L’ARFI ne s’est pas laissé rattraper par son passé

On se méfie légitimement des anniversaires. A part faire le compte implacable du temps qui passe et d’enfiler des costumes devenus trop justes, elles fixent surtout l’inutilité des dates et nourrissent d’abord de multiples déconvenues. Légitimement fière de son passé, l’ARFI n’a quant à elle pas hésité à fêter ses trente ans en s’installant « musici militari » dans l’amphi-jazz de Lyon qui, pour résumer, a des chaises cent fois plus confortables que les fauteuils de torture qui traînent encore au-dessus.
Qu’ajouter ? De fait, l’ARFI ne s’est pas laissé rattraper par son passé. C’est maintenant que ça se passe pourrait être la devise perpétuelle du collectif. Comme ces oiseaux chargés de rappeler en permanence le promeneur au « présent » dans le visionnaire Island d’Huxley. Et même s’il y eut des essais peu ou pas transformés, c’est bien d’une musique en devenir qu’il fut question tout au long de la semaine. Les musiciens qui forment ce collectif partagent beaucoup de choses en commun mais pas besoin de fouiller beaucoup pour entendre différences ou ruptures. D’où la nécessité d’arpenter avec patience ce petit univers, du plus minuscule duo jusqu’à la Marmite Infernale qui serait un peu le défilé du 14 juillet après le passage des commandos.

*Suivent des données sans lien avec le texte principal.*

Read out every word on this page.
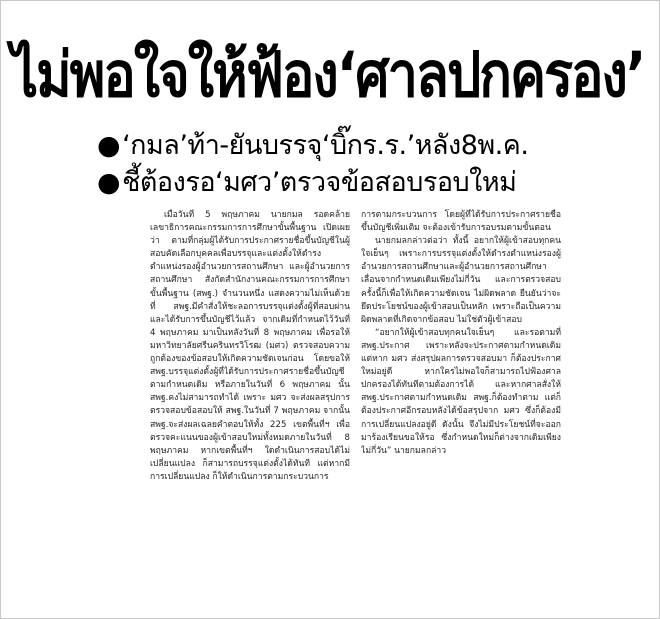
ไม่พอใจให้ฟ้อง‘ศาลปกครอง’
●‘กมล’ท้า-ยันบรรจุ‘บิ๊กร.ร.’หลัง8พ.ค.
●ชี้ต้องรอ‘มศว’ตรวจข้อสอบรอบใหม่

เมื่อวันที่ 5 พฤษภาคม นายกมล รอดคล้าย เลขาธิการคณะกรรมการการศึกษาขั้นพื้นฐาน เปิดเผยว่า ตามที่กลุ่มผู้ได้รับการประกาศรายชื่อขึ้นบัญชีในผู้สอบคัดเลือกบุคคลเพื่อบรรจุและแต่งตั้งให้ดำรงตำแหน่งรองผู้อำนวยการสถานศึกษา และผู้อำนวยการสถานศึกษา สังกัดสำนักงานคณะกรรมการการศึกษาขั้นพื้นฐาน (สพฐ.) จำนวนหนึ่ง แสดงความไม่เห็นด้วยที่ สพฐ.มีคำสั่งให้ชะลอการบรรจุแต่งตั้งผู้ที่สอบผ่านและได้รับการขึ้นบัญชีไว้แล้ว จากเดิมที่กำหนดไว้วันที่ 4 พฤษภาคม มาเป็นหลังวันที่ 8 พฤษภาคม เพื่อรอให้มหาวิทยาลัยศรีนครินทรวิโรฒ (มศว) ตรวจสอบความถูกต้องของข้อสอบให้เกิดความชัดเจนก่อน โดยขอให้ สพฐ.บรรจุแต่งตั้งผู้ที่ได้รับการประกาศรายชื่อขึ้นบัญชีตามกำหนดเดิม หรือภายในวันที่ 6 พฤษภาคม นั้น สพฐ.คงไม่สามารถทำได้ เพราะ มศว จะส่งผลสรุปการตรวจสอบข้อสอบให้ สพฐ.ในวันที่ 7 พฤษภาคม จากนั้น สพฐ.จะส่งผลเฉลยคำตอบให้ทั้ง 225 เขตพื้นที่ฯ เพื่อตรวจคะแนนของผู้เข้าสอบใหม่ทั้งหมดภายในวันที่ 8 พฤษภาคม หากเขตพื้นที่ฯ ใดดำเนินการสอบได้ไม่เปลี่ยนแปลง ก็สามารถบรรจุแต่งตั้งได้ทันที แต่หากมีการเปลี่ยนแปลง ก็ให้ดำเนินการตามกระบวนการ

การตามกระบวนการ โดยผู้ที่ได้รับการประกาศรายชื่อขึ้นบัญชีเพิ่มเติม จะต้องเข้ารับการอบรมตามขั้นตอน

นายกมลกล่าวต่อว่า ทั้งนี้ อยากให้ผู้เข้าสอบทุกคนใจเย็นๆ เพราะการบรรจุแต่งตั้งให้ดำรงตำแหน่งรองผู้อำนวยการสถานศึกษาและผู้อำนวยการสถานศึกษา เลื่อนจากกำหนดเดิมเพียงไม่กี่วัน และการตรวจสอบครั้งนี้ก็เพื่อให้เกิดความชัดเจน ไม่ผิดพลาด ยืนยันว่าจะยึดประโยชน์ของผู้เข้าสอบเป็นหลัก เพราะถือเป็นความผิดพลาดที่เกิดจากข้อสอบ ไม่ใช่ตัวผู้เข้าสอบ

“อยากให้ผู้เข้าสอบทุกคนใจเย็นๆ และรอตามที่ สพฐ.ประกาศ เพราะหลังจะประกาศตามกำหนดเดิม แต่หาก มศว ส่งสรุปผลการตรวจสอบมา ก็ต้องประกาศใหม่อยู่ดี หากใครไม่พอใจก็สามารถไปฟ้องศาลปกครองได้ทันทีตามต้องการได้ และหากศาลสั่งให้ สพฐ.ประกาศตามกำหนดเดิม สพฐ.ก็ต้องทำตาม แต่ก็ต้องประกาศอีกรอบหลังได้ข้อสรุปจาก มศว ซึ่งก็ต้องมีการเปลี่ยนแปลงอยู่ดี ดังนั้น จึงไม่มีประโยชน์ที่จะออกมาร้องเรียนขอให้รอ ซึ่งกำหนดใหม่ก็ต่างจากเดิมเพียงไม่กี่วัน” นายกมลกล่าว
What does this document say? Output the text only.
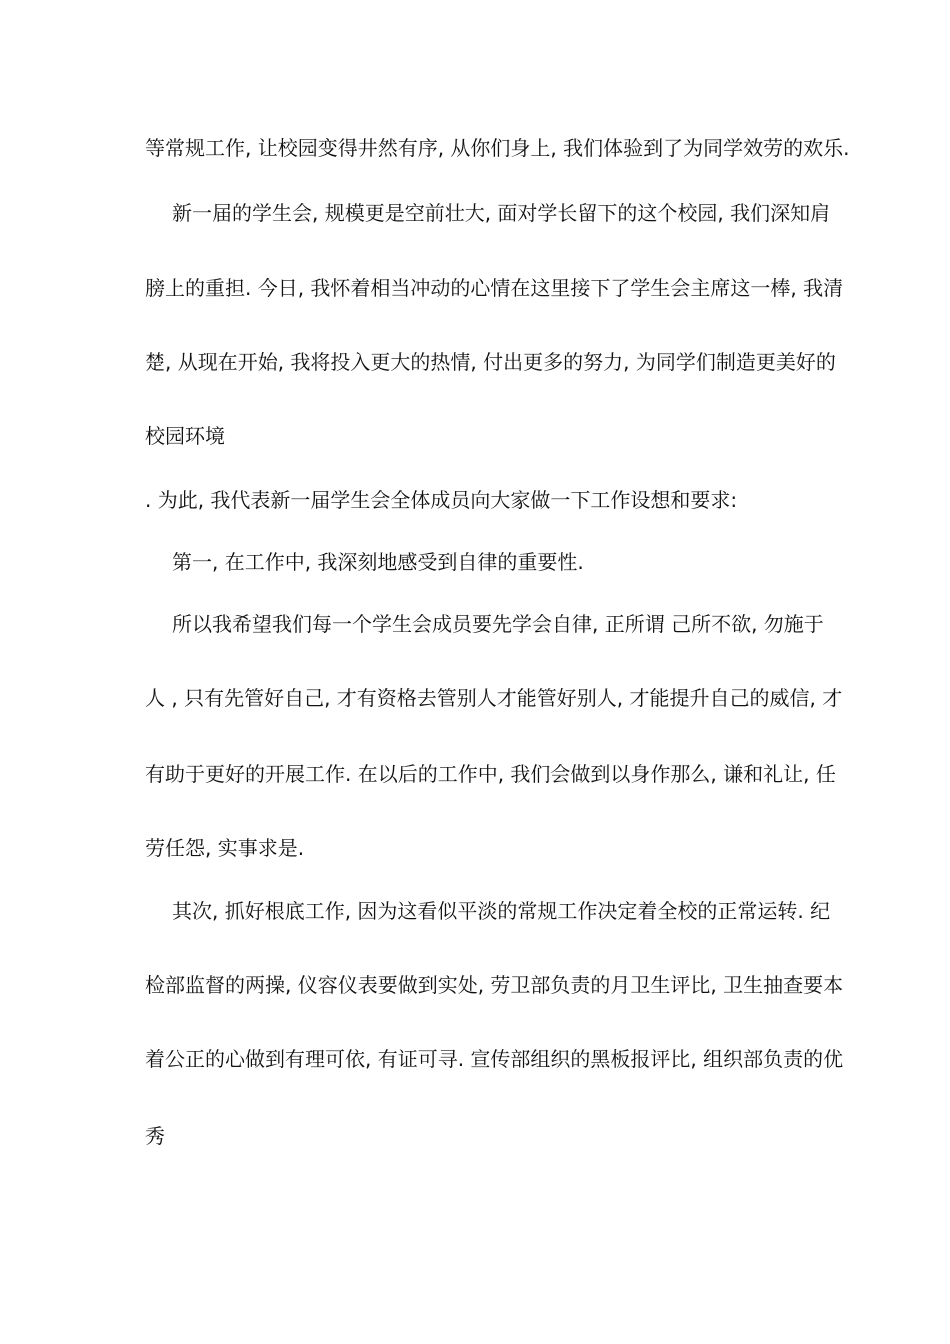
等常规工作, 让校园变得井然有序, 从你们身上, 我们体验到了为同学效劳的欢乐.
新一届的学生会, 规模更是空前壮大, 面对学长留下的这个校园, 我们深知肩
膀上的重担. 今日, 我怀着相当冲动的心情在这里接下了学生会主席这一棒, 我清
楚, 从现在开始, 我将投入更大的热情, 付出更多的努力, 为同学们制造更美好的
校园环境
. 为此, 我代表新一届学生会全体成员向大家做一下工作设想和要求:
第一, 在工作中, 我深刻地感受到自律的重要性.
所以我希望我们每一个学生会成员要先学会自律, 正所谓 己所不欲, 勿施于
人 , 只有先管好自己, 才有资格去管别人才能管好别人, 才能提升自己的威信, 才
有助于更好的开展工作. 在以后的工作中, 我们会做到以身作那么, 谦和礼让, 任
劳任怨, 实事求是.
其次, 抓好根底工作, 因为这看似平淡的常规工作决定着全校的正常运转. 纪
检部监督的两操, 仪容仪表要做到实处, 劳卫部负责的月卫生评比, 卫生抽查要本
着公正的心做到有理可依, 有证可寻. 宣传部组织的黑板报评比, 组织部负责的优
秀
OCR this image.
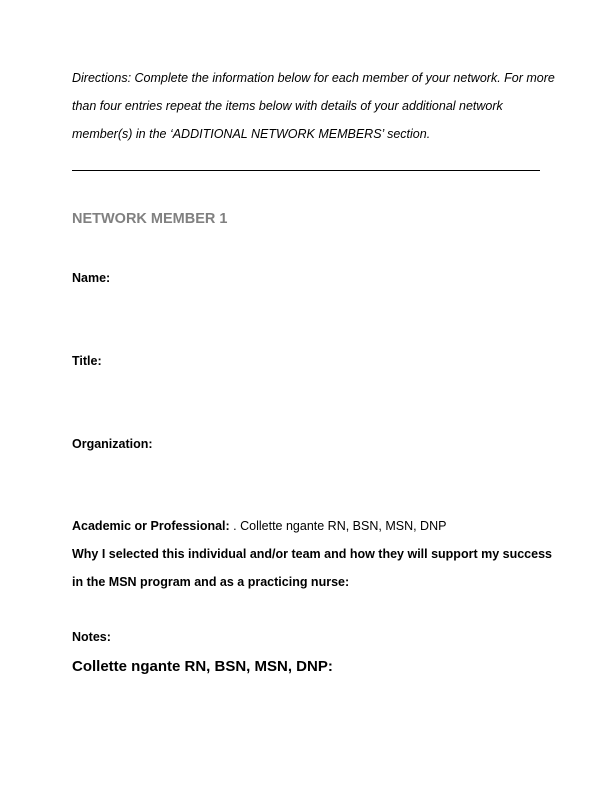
Directions: Complete the information below for each member of your network. For more
than four entries repeat the items below with details of your additional network
member(s) in the ‘ADDITIONAL NETWORK MEMBERS’ section.
NETWORK MEMBER 1
Name:
Title:
Organization:
Academic or Professional: . Collette ngante RN, BSN, MSN, DNP
Why I selected this individual and/or team and how they will support my success
in the MSN program and as a practicing nurse:
Notes:
Collette ngante RN, BSN, MSN, DNP:
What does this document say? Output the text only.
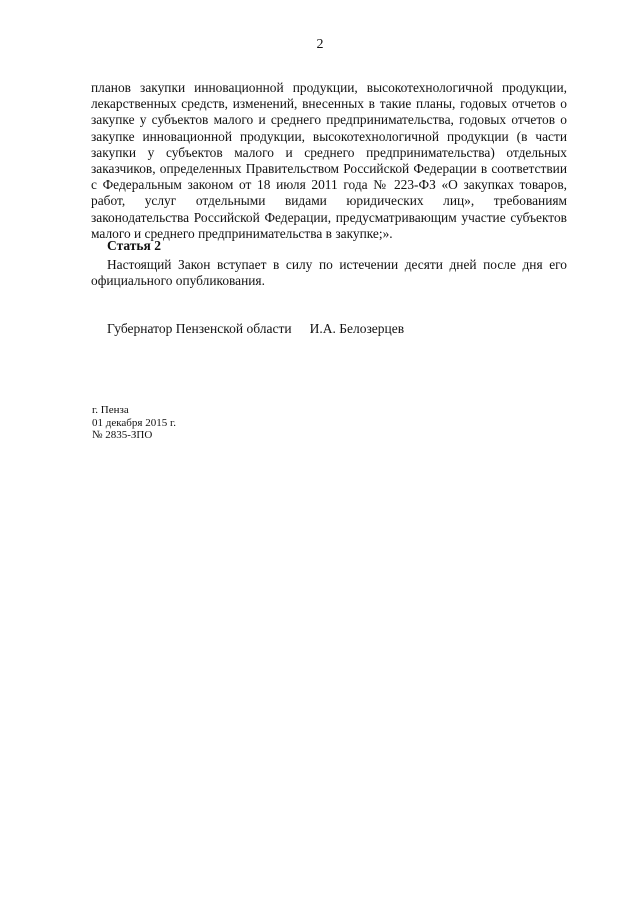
2

планов закупки инновационной продукции, высокотехнологичной продукции, лекарственных средств, изменений, внесенных в такие планы, годовых отчетов о закупке у субъектов малого и среднего предпринимательства, годовых отчетов о закупке инновационной продукции, высокотехнологичной продукции (в части закупки у субъектов малого и среднего предпринимательства) отдельных заказчиков, определенных Правительством Российской Федерации в соответствии с Федеральным законом от 18 июля 2011 года № 223-ФЗ «О закупках товаров, работ, услуг отдельными видами юридических лиц», требованиям законодательства Российской Федерации, предусматривающим участие субъектов малого и среднего предпринимательства в закупке;».

Статья 2

Настоящий Закон вступает в силу по истечении десяти дней после дня его официального опубликования.

Губернатор Пензенской области И.А. Белозерцев
г. Пенза
01 декабря 2015 г.
№ 2835-ЗПО
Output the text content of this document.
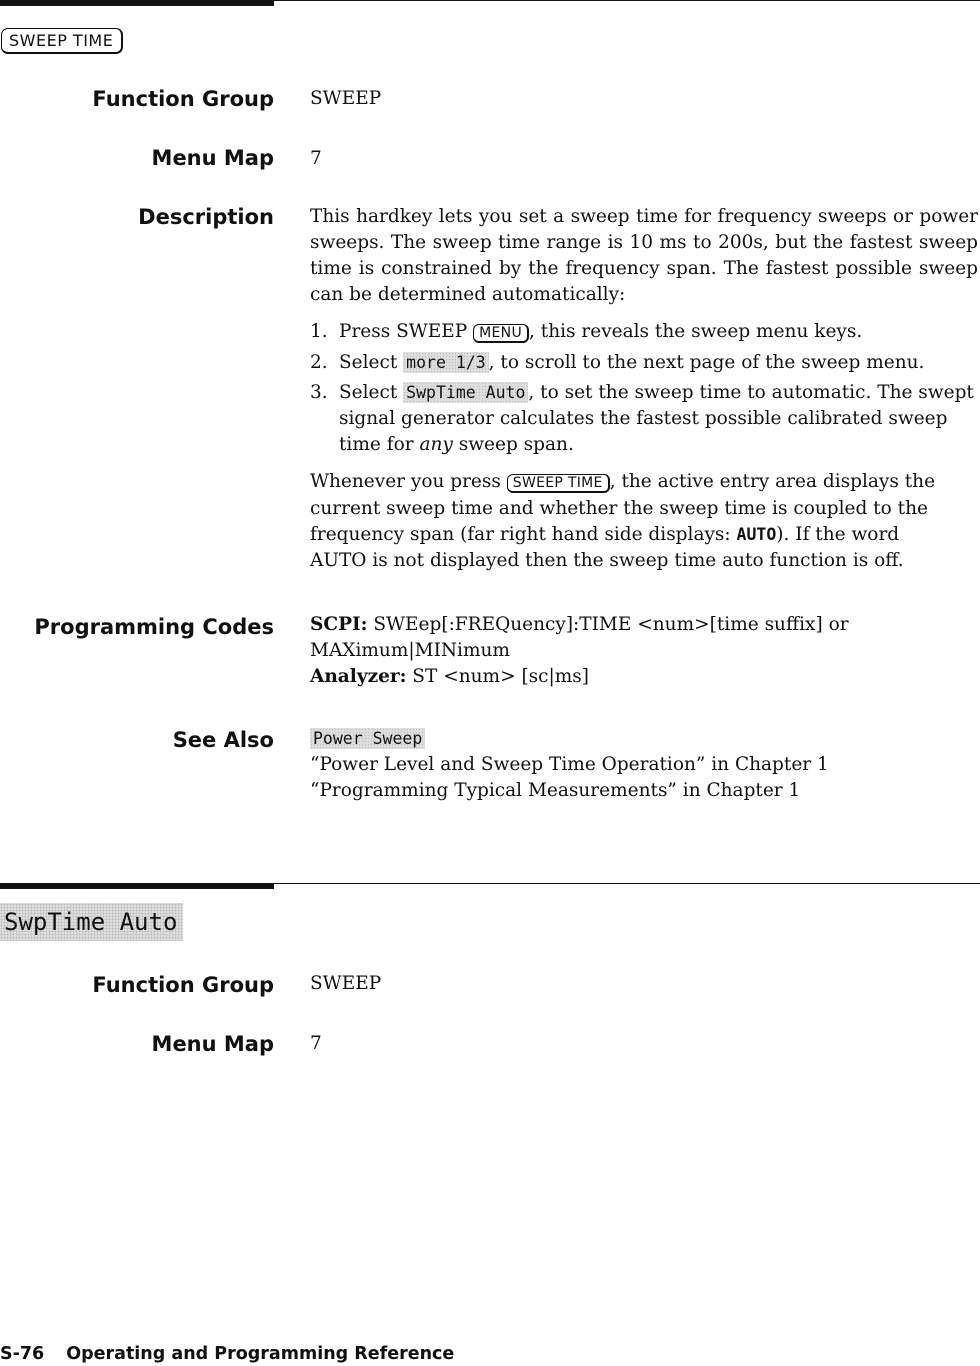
SWEEP TIME
Function Group SWEEP
Menu Map 7
Description This hardkey lets you set a sweep time for frequency sweeps or power sweeps. The sweep time range is 10 ms to 200s, but the fastest sweep time is constrained by the frequency span. The fastest possible sweep can be determined automatically:

1. Press SWEEP MENU , this reveals the sweep menu keys.
2. Select more 1/3 , to scroll to the next page of the sweep menu.
3. Select SwpTime Auto , to set the sweep time to automatic. The swept signal generator calculates the fastest possible calibrated sweep time for any sweep span.

Whenever you press SWEEP TIME , the active entry area displays the current sweep time and whether the sweep time is coupled to the frequency span (far right hand side displays: AUTO). If the word AUTO is not displayed then the sweep time auto function is off.

Programming Codes SCPI: SWEep[:FREQuency]:TIME <num>[time suffix] or MAXimum|MINimum
Analyzer: ST <num> [sc|ms]
See Also Power Sweep
“Power Level and Sweep Time Operation” in Chapter 1
“Programming Typical Measurements” in Chapter 1
SwpTime Auto
Function Group SWEEP
Menu Map 7
S-76 Operating and Programming Reference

Comme souvent, il y a les alliages qui plaisent d’emblée à un public assidu et ceux qui demandent à être polis quelques temps avant de distiller leurs véritables saveurs. Retenons en tout cas qu’en présentant vendredi soir l’Envoyez la Suite de la Marmite Infernale, l’ARFI aura commis le 52è album de sa petite existence. Qui prend place à côté de tous les autres qui témoignent des musiciens et des formations qui ont prospéré à l’ombre du collectif.

Aujourd’hui, l’ARFI demeure cette structure forte de quinze à dix-sept musiciens, cooptés le plus souvent, où se mêlent les « historiques », les petits nouveaux et ceux qui frappent à la porte. Eux-mêmes revendiquent quelques influences majeures : d’Ornette Coleman à l’Art Ensemble, de Coltrane à tous ceux qui ont à un moment ou à un autre, quitté les GR balisés pour prendre la tangente. Mais ce serait évidemment beaucoup trop simple : en fait, on peut parier que pas une seule influence n’est absente du paysage de l’association. Accents de Jean Méreu évoquant Varèse. Ou le petit récital revenu d’Auvergne d’antan en plein cœur des Eclats.

« On joue la musique préférée de nos grands – parents » rigolait l’un des membres au détour d’une question. Heureusement, pas seulement. Ou alors c’est que les grands-parents ont bien changé. Au contraire, au-delà de quelques complaisances et d’arrêts sur images, l’ARFI n’en démord pas. Sa quête d’exigence reste étonnante, à la hauteur de celles qui hantaient le Workshop dès 1973 (la formation avait été créée dès 1967). Et ce n’est pas un deuxième souffle.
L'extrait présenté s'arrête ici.